Other special aspects of Silwan: In addition, this small neighborhood, right on the edge of major Jewish archaeological digs around the ancient first and second temple “City of David” site, stands out with exceptionally negative views of that activity. Fully 85% in Silwan call these excavations “very bad”—compared with only half in nearby Abu Tur, and just one-quarter elsewhere in the city. The conclusion is that this is primarily a highly localized problem, at least from a public opinion (if not necessarily a broader political) perspective.
There are, however, a few questions on which Silwan residents express more favorable views than anyone else. One concerns “recent infrastructure projects by the city, like new roads or sewage pipes.” Remarkably, 39% in Silwan say these improvements are “very good,” with an additional 59% calling them “fairly good.” By comparison, only half their neighbors in Abu Tur, and just 30% elsewhere, say that the municipality’s new infrastructure projects are even “fairly good.”
Also surprisingly positive are Silwani views on this proposition: “Most Israelis would accept a two-state solution, if that would provide permanent peace.” In Silwan, 79% agree at least “somewhat” with that statement. But in all other neighborhoods combined, that figure drops to just 36%. This highly counterintuitive finding is probably related to another one: despite the occasional headlines about friction between Silwanis and some Jewish activists in their area, more Silwanis (24%) than in other Palestinian neighborhoods report that their own personal interactions with Israelis are at least “fairly good.”
Yet as previously noted, one other finding stands out about Silwan: the unusually high proportion of “don’t knows” or refusals to answer specific questions. In this context, 22% would not comment on their everyday contacts with Israelis, compared with 8% in Abu Tur and less than 1% elsewhere. Silwani responses to certain other questions, whether personal or political, show a similar pattern. The impression is that their neighborhood is more insular, suspicious, reticent, and relatively fearful or just reluctant to express an opinion on selected issues.

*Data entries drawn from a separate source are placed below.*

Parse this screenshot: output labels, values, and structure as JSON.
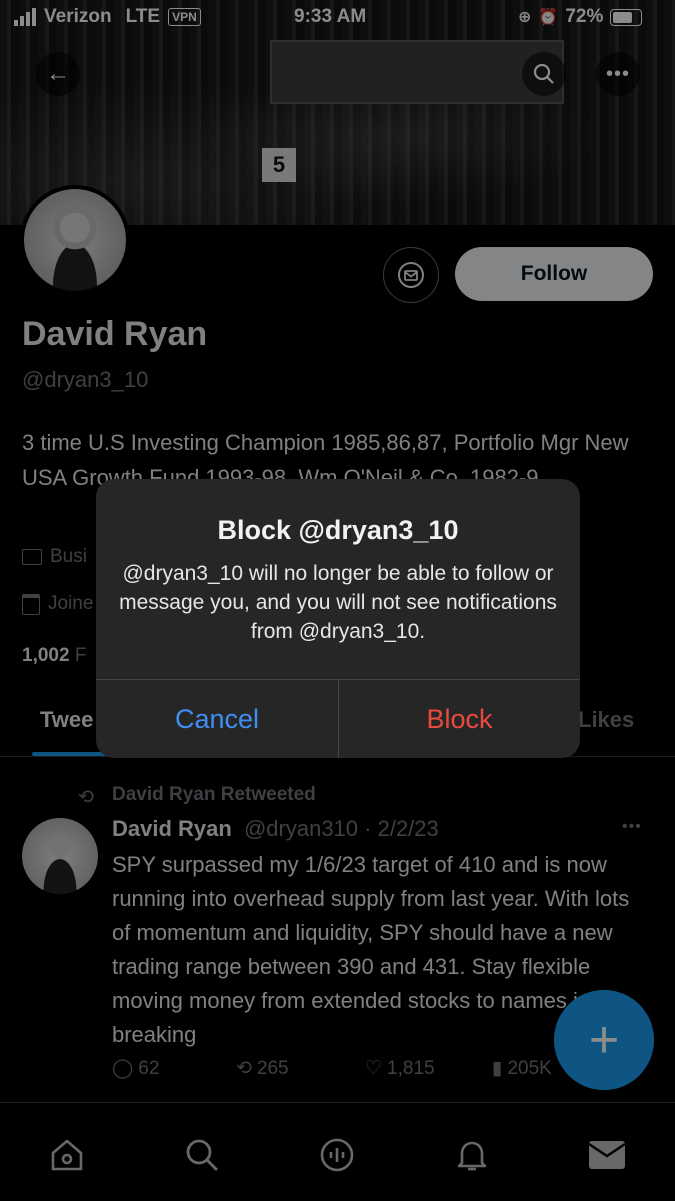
{
  "status_bar": {
    "carrier": "Verizon",
    "network": "LTE",
    "vpn": "VPN",
    "time": "9:33 AM",
    "battery": "72%"
  },
  "profile": {
    "name": "David Ryan",
    "handle": "@dryan3_10",
    "bio": "3 time U.S Investing Champion 1985,86,87, Portfolio Mgr New USA Growth Fund 1993-98, Wm O'Neil & Co. 1982-9",
    "category": "Busi",
    "joined": "Joine",
    "following_count": "1,002",
    "following_label": "F",
    "follow_label": "Follow"
  },
  "tabs": {
    "tweets": "Twee",
    "likes": "Likes"
  },
  "dialog": {
    "title": "Block @dryan3_10",
    "body": "@dryan3_10 will no longer be able to follow or message you, and you will not see notifications from @dryan3_10.",
    "cancel": "Cancel",
    "block": "Block"
  },
  "tweet": {
    "retweeted_by": "David Ryan Retweeted",
    "author": "David Ryan",
    "handle": "@dryan310",
    "date": "· 2/2/23",
    "text": "SPY surpassed my 1/6/23 target of 410 and is now running into overhead supply from last year. With lots of momentum and liquidity, SPY should have a new trading range between 390 and 431. Stay flexible moving money from extended stocks to names just breaking",
    "replies": "62",
    "retweets": "265",
    "likes": "1,815",
    "views": "205K"
  },
  "banner_number": "5",
  "colors": {
    "accent": "#1d9bf0",
    "block": "#eb4b3f",
    "cancel": "#3d8ff5",
    "dialog_bg": "#262626"
  }
}
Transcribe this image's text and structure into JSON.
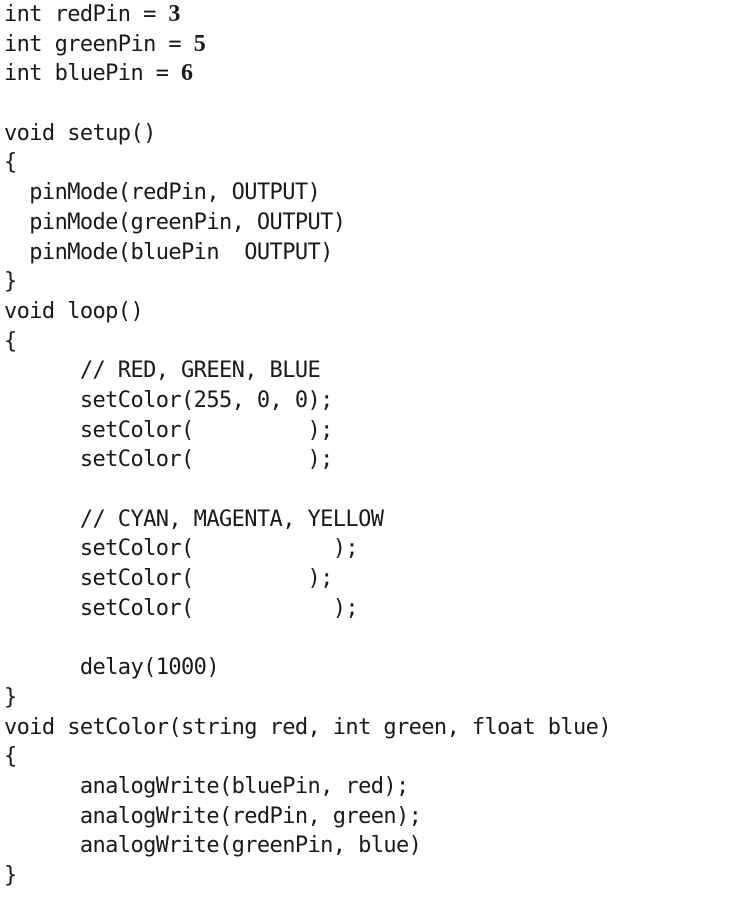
{
  "code": {
    "lines": [
      {
        "text": "int redPin = ",
        "value": "3"
      },
      {
        "text": "int greenPin = ",
        "value": "5"
      },
      {
        "text": "int bluePin = ",
        "value": "6"
      },
      {
        "text": ""
      },
      {
        "text": "void setup()"
      },
      {
        "text": "{"
      },
      {
        "text": "  pinMode(redPin, OUTPUT)"
      },
      {
        "text": "  pinMode(greenPin, OUTPUT)"
      },
      {
        "text": "  pinMode(bluePin  OUTPUT)"
      },
      {
        "text": "}"
      },
      {
        "text": "void loop()"
      },
      {
        "text": "{"
      },
      {
        "text": "      // RED, GREEN, BLUE"
      },
      {
        "text": "      setColor(255, 0, 0);"
      },
      {
        "text": "      setColor(         );"
      },
      {
        "text": "      setColor(         );"
      },
      {
        "text": ""
      },
      {
        "text": "      // CYAN, MAGENTA, YELLOW"
      },
      {
        "text": "      setColor(           );"
      },
      {
        "text": "      setColor(         );"
      },
      {
        "text": "      setColor(           );"
      },
      {
        "text": ""
      },
      {
        "text": "      delay(1000)"
      },
      {
        "text": "}"
      },
      {
        "text": "void setColor(string red, int green, float blue)"
      },
      {
        "text": "{"
      },
      {
        "text": "      analogWrite(bluePin, red);"
      },
      {
        "text": "      analogWrite(redPin, green);"
      },
      {
        "text": "      analogWrite(greenPin, blue)"
      },
      {
        "text": "}"
      }
    ]
  }
}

Methodological note: This analysis is based on a face-to-face survey conducted January 23-February 11, 2020, by the Palestine Center for Public Opinion, based in Beit Sahour in the West Bank, among a representative sample of 650 legal Arab residents of East Jerusalem. Respondents were chosen using standard geographical probability methods, yielding a margin of error for the total sample of approximately 4% (although significantly larger for the two boosted neighborhood subsamples). The author personally traveled to the West Bank and Jerusalem to consult closely with the project managers and the local field team during the survey period, ensuring quality control, high technical proficiency, and strict confidentiality. Comparisons are with a parallel survey conducted during the same timeframe among representative samples of 500 each in the West Bank and Gaza. Additional methodological details are readily available on request.